In a USB system all bus activities are initiated and controlled by the a single host controller. Besides defining the electrical and mechanical properties, the USB specification also defines the bus protocol and the behaviour of the system. As part of the USB standard, it provides a communication and configuration protocol between host applications and the devices they drive and strictly dictates their expected behaviour and interaction. As part of this definition, there is an attempt to create specific classes of devices and define a common set of functions/interfaces for all similar devices within the class. This makes it much easier to write drivers to give hardware and operating system independence for accessing, running and controlling such devices. Hubs are simply a special class of device used to expand the USB network. Their class properties describe how they set up routing of data transfer and how to detect if a device has been plugged in or removed from the bus. As part of this management function, they detect bus faults and usually provide power control so unused devices can be switched off - useful for saving power on a portable system. Because devices can be "hot plugged", the bus must also cope with power surges and over current conditions if the user tries to attach too many devices or a device that requires too much power to a single USB segment.
The basic concept of transfer between an application on the host and a devices is done by using pipes. A device consists of several "endpoints" which allow a pipe to be connected to facilitate communication. Before communication can begin, a pipe is always established between an application and one or more endpoints. Each pipe supports a unidirectional stream of data and either sends or receives depending on the properties of the connected endpoint. In this way, the endpoint automatically determines the direction of the data transfer. In some situations it is possible to bind both a sending and a receiving endpoint to one pipe to create a bi-directional pipe.

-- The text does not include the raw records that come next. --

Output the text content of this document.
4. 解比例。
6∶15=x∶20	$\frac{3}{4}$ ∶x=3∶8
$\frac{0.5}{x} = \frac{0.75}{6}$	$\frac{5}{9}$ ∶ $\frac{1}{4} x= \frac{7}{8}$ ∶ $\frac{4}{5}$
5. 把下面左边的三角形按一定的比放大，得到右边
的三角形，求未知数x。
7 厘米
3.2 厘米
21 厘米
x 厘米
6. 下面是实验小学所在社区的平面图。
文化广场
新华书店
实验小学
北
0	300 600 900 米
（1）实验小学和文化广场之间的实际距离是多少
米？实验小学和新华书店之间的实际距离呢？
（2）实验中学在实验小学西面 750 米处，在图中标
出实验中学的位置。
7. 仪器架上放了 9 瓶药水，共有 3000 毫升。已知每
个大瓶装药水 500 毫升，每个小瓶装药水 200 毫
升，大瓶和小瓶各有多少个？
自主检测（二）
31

To support the flow of data between the host and the device, each pipe has an associated buffer where data is queued for later transmission or buffered when data is received. It is through these buffers that the device driver and application actually communicates with a device with he USB stack automatically controlling the data flow to and from them.
USB Communication Flow
The range of USB devices is growing continuously, but most of them fall within a very small range of classes.
Some examples:
mouse
keyboard
painting tablet
joystick
digital camera
web camera
digital TV receiver
interface to blue tooth devices
interface to ethernet
modem (analogue, ISDN, DSL)
external mass storage (e.g. Iomega drive)
printer
scanner
pocketbook computer
speakers.
Although a pocket computer is listed above as a device, the USB specification allows for only one bus master or host on each BUS. So it's not possible to connect two host computers together directly without some form of adaptor. These USB "bridges" usually take the form of two "back-to-back" devices which allow one host computer to leave messages for the other and visa-versa. Unfortunately it's not possible to connect two host systems to one USB bus to share the peripherals.
It must be noted that a peripheral may appear as more than one USB device with an integral hub connecting each internal device to the bus. Such multifunction products could be a fax machine which integrate a scanner to scan documents and a printer to print them out. The USB specification requires that such devices should are treated as two separate devices (i.e. a scanner and a printer device), and require two separate drivers to control them.